My Friends are always a little freaked out when I tell them that I use the brown skins of the onion in my stock, but there is a good reason. They don’t bring a whole lot of flavor to the stock, but they do add some color to it. The more skins that you use the richer the color of the stock becomes.
Now, using all of the things that you normally would have thrown away, you can throw them into a pot instead, with a gallon of water, a little salt and pepper and create some free chicken stock.
Gotta’ love free!
Do you see that beautiful color? That’s from the onion skins. I added several to get that deep, rich, gorgeous color.

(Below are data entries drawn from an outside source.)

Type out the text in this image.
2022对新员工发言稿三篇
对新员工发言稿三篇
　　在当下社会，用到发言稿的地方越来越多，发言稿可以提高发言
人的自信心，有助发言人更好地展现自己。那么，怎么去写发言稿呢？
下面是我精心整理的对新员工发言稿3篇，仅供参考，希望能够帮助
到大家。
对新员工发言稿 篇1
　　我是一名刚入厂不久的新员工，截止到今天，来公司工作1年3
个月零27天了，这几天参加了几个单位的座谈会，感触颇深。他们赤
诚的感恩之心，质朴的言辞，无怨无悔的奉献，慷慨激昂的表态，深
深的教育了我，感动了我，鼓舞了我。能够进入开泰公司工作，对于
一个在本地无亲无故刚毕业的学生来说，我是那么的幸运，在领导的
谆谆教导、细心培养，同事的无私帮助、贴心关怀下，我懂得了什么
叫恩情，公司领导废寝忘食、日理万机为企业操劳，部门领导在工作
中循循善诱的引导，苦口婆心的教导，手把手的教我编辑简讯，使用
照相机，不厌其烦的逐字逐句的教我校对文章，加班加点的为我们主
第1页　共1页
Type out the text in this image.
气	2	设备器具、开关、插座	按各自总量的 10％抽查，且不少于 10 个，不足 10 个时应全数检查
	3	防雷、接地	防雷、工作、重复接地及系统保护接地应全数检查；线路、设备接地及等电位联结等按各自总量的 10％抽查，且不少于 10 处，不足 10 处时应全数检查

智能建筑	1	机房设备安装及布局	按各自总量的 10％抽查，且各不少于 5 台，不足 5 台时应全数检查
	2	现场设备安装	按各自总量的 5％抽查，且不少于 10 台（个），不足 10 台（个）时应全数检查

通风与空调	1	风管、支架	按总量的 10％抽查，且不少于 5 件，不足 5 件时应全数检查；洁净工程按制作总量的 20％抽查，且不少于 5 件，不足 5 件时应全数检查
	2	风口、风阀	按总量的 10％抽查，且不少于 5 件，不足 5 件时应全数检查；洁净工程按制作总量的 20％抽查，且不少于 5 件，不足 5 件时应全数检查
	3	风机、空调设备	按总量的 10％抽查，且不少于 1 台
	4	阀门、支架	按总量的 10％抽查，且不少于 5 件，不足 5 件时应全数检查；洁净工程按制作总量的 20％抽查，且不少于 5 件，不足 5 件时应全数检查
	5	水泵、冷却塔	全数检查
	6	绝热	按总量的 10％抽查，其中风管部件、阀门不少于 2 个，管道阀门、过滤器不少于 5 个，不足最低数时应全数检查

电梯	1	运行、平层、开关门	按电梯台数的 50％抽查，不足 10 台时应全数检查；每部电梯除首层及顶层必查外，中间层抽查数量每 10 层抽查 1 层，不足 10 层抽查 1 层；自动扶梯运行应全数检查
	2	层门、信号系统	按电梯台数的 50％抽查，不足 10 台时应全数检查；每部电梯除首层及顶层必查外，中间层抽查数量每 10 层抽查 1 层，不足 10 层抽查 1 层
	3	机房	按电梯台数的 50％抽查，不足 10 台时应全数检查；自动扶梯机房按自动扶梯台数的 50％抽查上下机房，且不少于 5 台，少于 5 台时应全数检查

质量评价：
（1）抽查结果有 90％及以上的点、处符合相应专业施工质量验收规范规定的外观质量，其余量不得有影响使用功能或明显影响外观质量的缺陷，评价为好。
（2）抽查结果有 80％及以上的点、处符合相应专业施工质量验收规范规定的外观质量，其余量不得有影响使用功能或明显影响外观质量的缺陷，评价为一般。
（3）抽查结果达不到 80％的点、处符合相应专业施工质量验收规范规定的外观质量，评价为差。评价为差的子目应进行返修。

Once the stock has cooled and the solidified fat has been removed, pour it into freezer bags.
Most of my recipes call for 2 cups of stock so I usually freeze 2 cups per bag. Remove the air from the bag and lay it flat it the freezer (this helps to save freezer space). The stock will keep for up to 3 months in the freezer.
Make Don’t Buy
1 chicken carcass (including neck and gizzards)
2 cups onion (w/skins)
4 ribs of celery
1 gallon cold water
Salt and pepper (optional)
Place the parts of the vegetables that you would normally throw
out, like the ends of the onions and carrots and the celery leaves in a large
stock pot. *The onion skins will help to give
the stock a deep rich color.
Add the chicken and pour in the water.
Bring to a boil over high heat. Once it reaches the boiling
point turn down to medium low and simmer, uncovered for 3-4 hours.
Skim the scum a couple of times an hour while it’s simmering.
Add hot water as needed.
Strain stock and discard the chicken and vegetables.
Let the stock cool and place it in the refrigerator overnight.
Remove solidified fat from the top of the liquid and place 2
cups of the liquid into freezer bags.
Remove air from the bag and freeze for up to 3 months.
Most of the time making things from scratch is the cheapest way to go, but not always the quickest. So the next time that you plan on making something from scratch, double it, heck, triple it and then freeze it. This will help you save time in the future, if that’s your concern. And if you are looking to save money, purchasing the items that you need, in bulk, will save you even more.